AIIB, China’s controversial development bank, explains its ‘lean, clean and green’ strategy

Now 87 members, the AIIB has invested $5.3bn in 28 projects in the last two years.

The Asian Infrastructure Investment Bank (AIIB) – ostensibly China’s development bank – gathered plenty of criticism when it launched in 2016. 

The Obama administration in the US lobbied other countries to steer clear of joining, saying it would compete with the likes of the World Bank, Asian Development Bank (ADB) and other development finance institutions (DFIs), while favouring Chinese companies. 

Another argument was that AIIB would fall short of western ESG standards, despite the Chinese ‘soft power’ play. It was fair comment after decades of Chinese hard infra loans to poorer countries, few questions and occasional ‘robust’ diplomacy noises to ensure repayment. 

But the AIIB’s mission now appears to be adding to the positive work of IFI’s globally that are committing serious capital to green infrastructure within clear social and governance parameters. And its model can take co-investment with some of the world’s biggest investors – notably sovereign wealth funds – into areas where sustainable project finance is needed. 

The long-term hope, of course, is that it is not just a Potemkin village. Rather, that it charts a course of sustainable finance for institutions such as the China Development Bank, which is starting to make some fledgling ESG statements that need more clarification as they finance huge future regional economy-changing plans such as the Belt & Road Initiative.

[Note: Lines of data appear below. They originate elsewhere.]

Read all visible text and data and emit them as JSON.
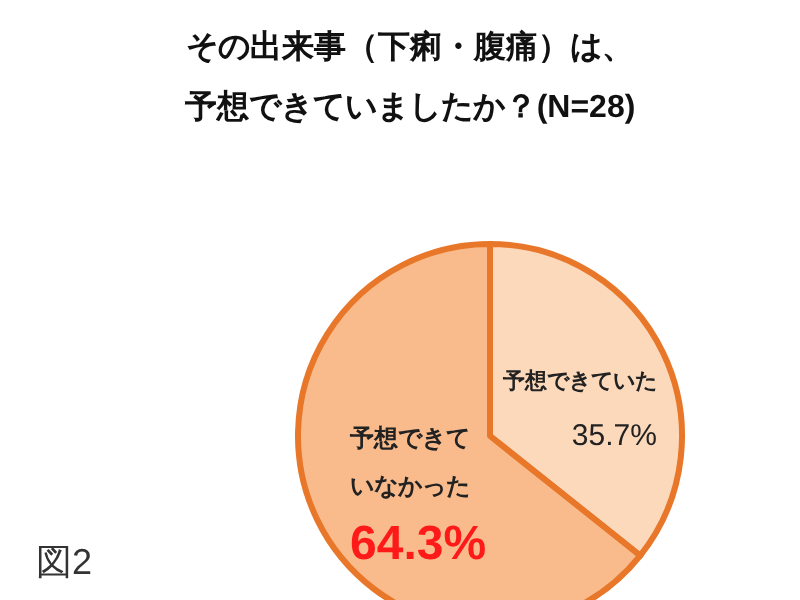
{
  "chart_data": {
    "type": "pie",
    "title": "その出来事（下痢・腹痛）は、予想できていましたか？(N=28)",
    "categories": [
      "予想できていた",
      "予想できていなかった"
    ],
    "values": [
      35.7,
      64.3
    ],
    "value_labels": [
      "35.7%",
      "64.3%"
    ],
    "colors": [
      "#fcd9bb",
      "#f9bb8c"
    ],
    "annotations": [
      "図2"
    ]
  }
}
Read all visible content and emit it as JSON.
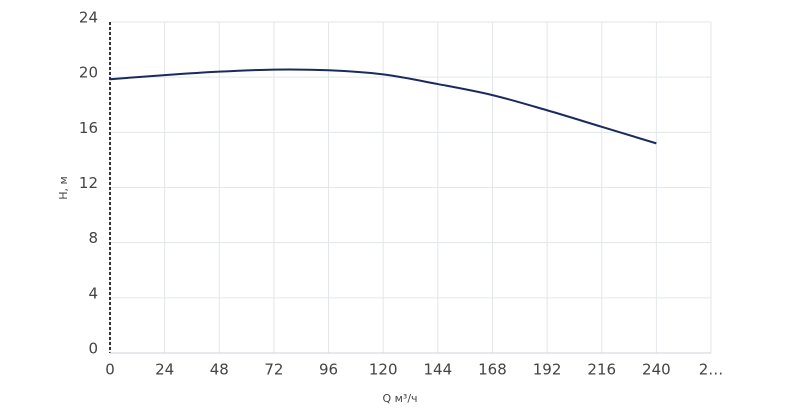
{
  "chart_data": {
    "type": "line",
    "x_label": "Q м³/ч",
    "y_label": "H, м",
    "x": [
      0,
      24,
      48,
      72,
      96,
      120,
      144,
      168,
      192,
      216,
      240
    ],
    "series": [
      {
        "name": "H",
        "color": "#1a2a5e",
        "values": [
          19.85,
          20.15,
          20.4,
          20.55,
          20.5,
          20.2,
          19.5,
          18.7,
          17.6,
          16.4,
          15.2
        ]
      }
    ],
    "xlim": [
      0,
      264
    ],
    "ylim": [
      0,
      24
    ],
    "xticks": [
      0,
      24,
      48,
      72,
      96,
      120,
      144,
      168,
      192,
      216,
      240,
      {
        "value": 264,
        "label": "2…"
      }
    ],
    "yticks": [
      0,
      4,
      8,
      12,
      16,
      20,
      24
    ],
    "grid": true
  }
}
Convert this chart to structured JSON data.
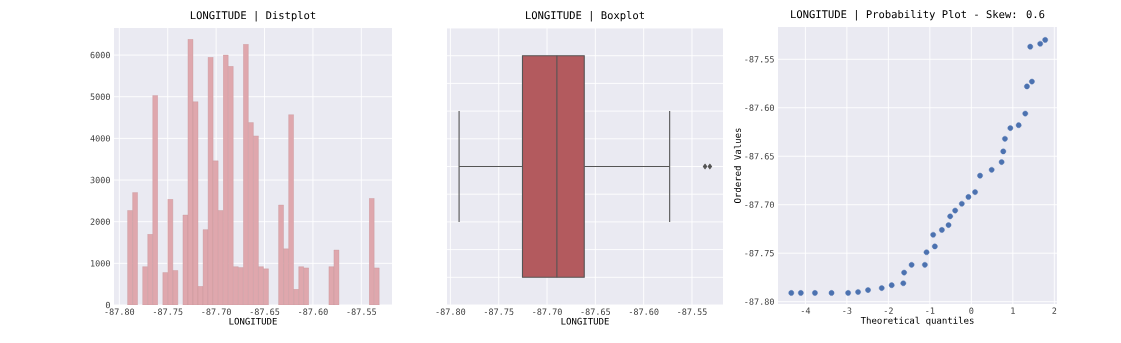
{
  "chart_data": [
    {
      "type": "histogram",
      "title": "LONGITUDE | Distplot",
      "xlabel": "LONGITUDE",
      "color": "#dfa7ad",
      "grid": true,
      "bins": [
        -87.7915,
        -87.7863,
        -87.7811,
        -87.7759,
        -87.7707,
        -87.7655,
        -87.7603,
        -87.7551,
        -87.7499,
        -87.7447,
        -87.7395,
        -87.7343,
        -87.7291,
        -87.7239,
        -87.7187,
        -87.7135,
        -87.7083,
        -87.7031,
        -87.6979,
        -87.6927,
        -87.6875,
        -87.6823,
        -87.6771,
        -87.6719,
        -87.6667,
        -87.6615,
        -87.6563,
        -87.6511,
        -87.6459,
        -87.6407,
        -87.6355,
        -87.6303,
        -87.6251,
        -87.6199,
        -87.6147,
        -87.6095,
        -87.6043,
        -87.5991,
        -87.5939,
        -87.5887,
        -87.5835,
        -87.5783,
        -87.5731,
        -87.5679,
        -87.5627,
        -87.5575,
        -87.5523,
        -87.5471,
        -87.5419,
        -87.5367,
        -87.5315
      ],
      "values": [
        2270,
        2700,
        0,
        920,
        1700,
        5030,
        0,
        780,
        2540,
        830,
        0,
        2160,
        6380,
        4880,
        450,
        1810,
        5950,
        3460,
        2270,
        6000,
        5730,
        920,
        900,
        6260,
        4380,
        4060,
        920,
        870,
        0,
        0,
        2400,
        1350,
        4570,
        380,
        920,
        890,
        0,
        0,
        0,
        0,
        920,
        1320,
        0,
        0,
        0,
        0,
        0,
        0,
        2560,
        890
      ],
      "xlim": [
        -87.8055,
        -87.5183
      ],
      "ylim": [
        0,
        6650
      ],
      "xticks": [
        {
          "value": -87.8,
          "label": "-87.80"
        },
        {
          "value": -87.75,
          "label": "-87.75"
        },
        {
          "value": -87.7,
          "label": "-87.70"
        },
        {
          "value": -87.65,
          "label": "-87.65"
        },
        {
          "value": -87.6,
          "label": "-87.60"
        },
        {
          "value": -87.55,
          "label": "-87.55"
        }
      ],
      "yticks": [
        0,
        1000,
        2000,
        3000,
        4000,
        5000,
        6000
      ]
    },
    {
      "type": "box",
      "title": "LONGITUDE | Boxplot",
      "xlabel": "LONGITUDE",
      "orientation": "horizontal",
      "color": "#b35a5e",
      "grid": true,
      "marker": "diamond",
      "categories": [
        null
      ],
      "boxes": [
        {
          "low": -87.791,
          "q1": -87.7254,
          "median": -87.6898,
          "q3": -87.6615,
          "high": -87.5731,
          "outliers": [
            -87.5365,
            -87.5315
          ]
        }
      ],
      "xlim": [
        -87.8035,
        -87.5179
      ],
      "xticks": [
        {
          "value": -87.8,
          "label": "-87.80"
        },
        {
          "value": -87.75,
          "label": "-87.75"
        },
        {
          "value": -87.7,
          "label": "-87.70"
        },
        {
          "value": -87.65,
          "label": "-87.65"
        },
        {
          "value": -87.6,
          "label": "-87.60"
        },
        {
          "value": -87.55,
          "label": "-87.55"
        }
      ]
    },
    {
      "type": "scatter",
      "title": "LONGITUDE | Probability Plot - Skew: 0.6",
      "xlabel": "Theoretical quantiles",
      "ylabel": "Ordered Values",
      "color": "#4c72b0",
      "marker": "circle",
      "grid": true,
      "x": [
        -4.34,
        -4.11,
        -3.77,
        -3.37,
        -2.97,
        -2.73,
        -2.49,
        -2.16,
        -1.92,
        -1.64,
        -1.62,
        -1.44,
        -1.12,
        -1.08,
        -0.88,
        -0.92,
        -0.71,
        -0.55,
        -0.51,
        -0.39,
        -0.23,
        -0.07,
        0.09,
        0.21,
        0.49,
        0.73,
        0.77,
        0.81,
        0.94,
        1.14,
        1.3,
        1.34,
        1.46,
        1.42,
        1.66,
        1.78
      ],
      "values": [
        -87.791,
        -87.791,
        -87.791,
        -87.791,
        -87.791,
        -87.79,
        -87.788,
        -87.786,
        -87.783,
        -87.781,
        -87.77,
        -87.762,
        -87.762,
        -87.749,
        -87.743,
        -87.731,
        -87.726,
        -87.721,
        -87.712,
        -87.706,
        -87.699,
        -87.692,
        -87.687,
        -87.67,
        -87.664,
        -87.656,
        -87.645,
        -87.632,
        -87.621,
        -87.618,
        -87.606,
        -87.578,
        -87.573,
        -87.537,
        -87.534,
        -87.53
      ],
      "xlim": [
        -4.66,
        2.065
      ],
      "ylim": [
        -87.8024,
        -87.5167
      ],
      "xticks": [
        -4,
        -3,
        -2,
        -1,
        0,
        1,
        2
      ],
      "yticks": [
        {
          "value": -87.8,
          "label": "-87.80"
        },
        {
          "value": -87.75,
          "label": "-87.75"
        },
        {
          "value": -87.7,
          "label": "-87.70"
        },
        {
          "value": -87.65,
          "label": "-87.65"
        },
        {
          "value": -87.6,
          "label": "-87.60"
        },
        {
          "value": -87.55,
          "label": "-87.55"
        }
      ]
    }
  ]
}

Speaking at the International Forum for Sovereign Wealth Funds (IFSWF) in Marrakesh last week, AIIB President, Jin Liqun, gave some clearer context to its quirky “lean, clean and green” mission statement. Lean, he said, reflected the organisation’s desire to be relatively small and nimble in terms of personnel and deals, despite the organisation having now grown to 87 approved members worldwide.

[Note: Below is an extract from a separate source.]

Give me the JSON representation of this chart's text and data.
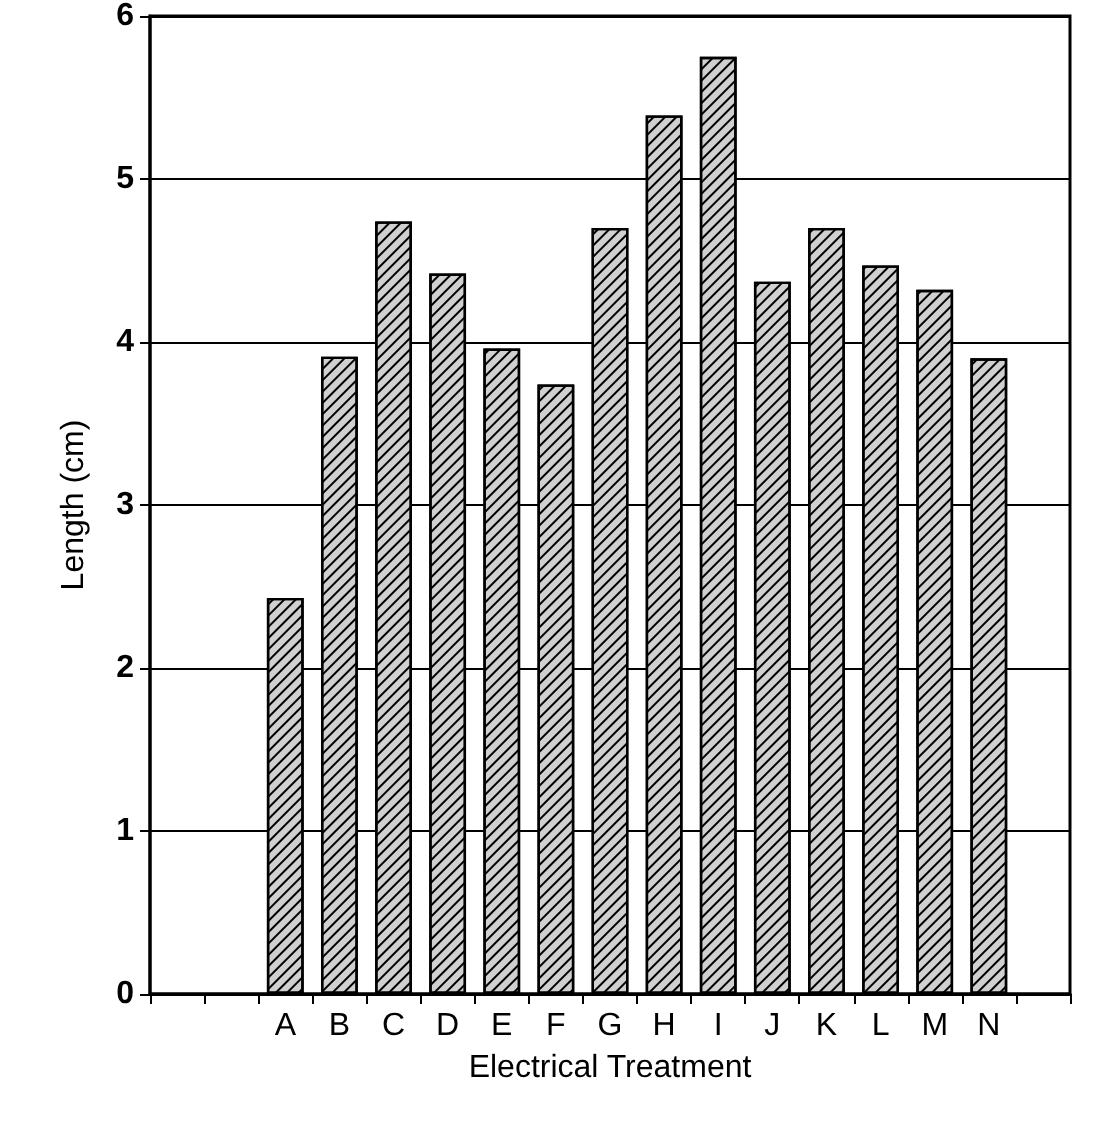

“We are looking to partner with private capital.”

Clean, he said, meant that it aims to operate to the highest possible ethical standards, with zero tolerance of corruption. The organisation, he said, has a Chief Ethical Officer that reports directly to the board.

On the Green side, he said investments were being specifically looked at in the context of an investee country’s Nationally Determined Contributions (NDCs) agreed at the Paris COP21 conference and set to be reviewed for five-year progress in 2020. Notably, he said the fund had invested in renewables projects in Egypt as one of its first projects and that its goal is to promote low carbon energy projects and related offshoots.

He said there was no coal-based power in its deal pipeline.

So far, the AIIB has invested in 28 projects for a total of $5.3bn in less than two years.

Jin said: “I believe our investments in green infrastructure will help these countries to reduce their carbon emissions, but we are still a new kid on the block.”

Co-financing is an important part of its operations, with a view to building out capacity: “If we don’t measure up to the standards of the World Bank, ADB, etc., it will not to be possible to partner with DFIs and investors,” he noted. He said AIIB was focusing on deal co-operation with the ADB and also looking at co-operation with the Inter-American Development Bank.

“Asia cannot sustain itself without partnering closely on economic trade relations with other parts of the world.”

He said that thematically the deals it focuses on are in energy, transport, water and sustainable cities. Every project AIIB is involved in, he said, must meet three main criteria: financial sustainability, environmental quality and social acceptability in the project areas.

As he was speaking in Africa, Jin signalled the bank’s plans on the continent: “We think that Africa has a challenge in implementing its development agenda. We believe that infrastructure is important in helping to develop other productive sectors, and our mission its to develop broad-based socio-economic development in this manner, notably in trying to get companies in developing countries to move up the value chain.” 

He noted that commodity-producing countries are often at the base of the value chain where the lowest revenue is generated, rather than in production or sales, which is an area where the bank is seeking to provide capital and expertise. 

He said the bank is also seeking to future-proof its investments: “We should not be building infra the way it was done 30 years ago: in an era of driverless cars and electric vehicles we need to be thinking about what the future holds and how the infra will adapt to that.”

In turn, he noted that Asia itself needs $1.7 trillion per annum in new infrastructure: “Our challenge is how to tackle that massive infra gap because the success of the region depends on it. We are looking to partner with private capital to achieve this.”

We know that development banks can no longer just rely on government donor funding in these cash-strapped times. Partnership with investors on long-term, low carbon infrastructures both at the project finance, bond re-financing and equity participation stage is vital to ‘shift the trillions’ required to meet the Paris Agreement and stimulate broader green growth across economies. To that extent, the ESG progress of the AIIB to date is welcome news indeed.